Le salaire, l’autre variable
Les Belges donnent une note moyenne de 6,9 sur 10 à leur situation financière, selon Statbel. Elle n’était que de 6,7 en 2022. Cette hausse est probablement liée à l’indexation automatique des salaires. “Toutefois, les moyennes cachent des réalités variées”, pose l’économiste Charlotte de Montpellier. 16,3 % des Belges ont en effet de grandes difficultés à joindre les deux bouts. Le niveau d’études est un facteur prépondérant dans la hauteur du salaire puisque les diplômés d’un master gagnent en moyenne deux fois plus que ceux de l’enseignement secondaire inférieur. Les jeunes touchent près de deux fois moins que leurs collègues les plus âgés également.
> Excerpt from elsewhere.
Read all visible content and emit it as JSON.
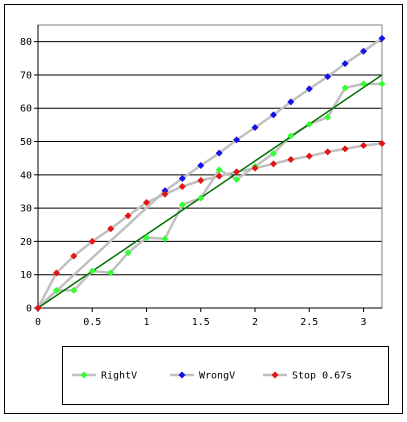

Quant aux femmes, elles gagnent toujours 5 % de moins que les hommes.
Notre pouvoir d’achat préservé
La hausse des prix de l’énergie et des denrées alimentaires a été difficile à assumer pour de nombreux ménages. Dans de très nombreux cas, l’indexation automatique des salaires a été insuffisante pour compenser. Le système mériterait donc d’être perfectionné, d’autant qu’il a produit une inflation plus importante qu’à l’étranger par un effet de surenchère: les salaires augmentent, donc les entreprises haussent les prix, ce qui crée de l’inflation, et donc une montée des salaires et ainsi de suite. Mais s’il est loin d’être parfait et juste, ce mécanisme unique au monde a aussi permis aux Belges de connaître la plus haute montée du pouvoir d’achat des pays de l’OCDE (+ 2,9 %) malgré la crise. La Belgique est devant le Costa Rica (+ 1,7 %), Israël (+ 0,6 %) et les Pays-Bas (+ 0,4 %).
Riches, mais endettés?
Certes, les Belges ont du patrimoine. Mais ils sont aussi plus endettés que la moyenne. Le niveau d’endettement de la Belgique a atteint 105,1 % du PIB en 2022, ce qui en fait le 6e État le plus endetté de la zone euro. Les ménages, pris individuellement, contractent également de nombreuses dettes. Selon la dernière enquête de la BNB, la moitié d’entre eux seraient concernés. Cependant, le montant médian de la dette des ménages a reculé de 16 % par rapport à la vague précédente. Et surtout, de nouveau, parmi les ménages les plus jeunes. Cela peut notamment s’expliquer par le fait que l’on accède à la propriété un peu plus tard qu’avant en raison des difficultés d’obtenir des crédits hypothécaires. Or ces derniers représentent 82 % des dettes contractées par les particuliers en Belgique.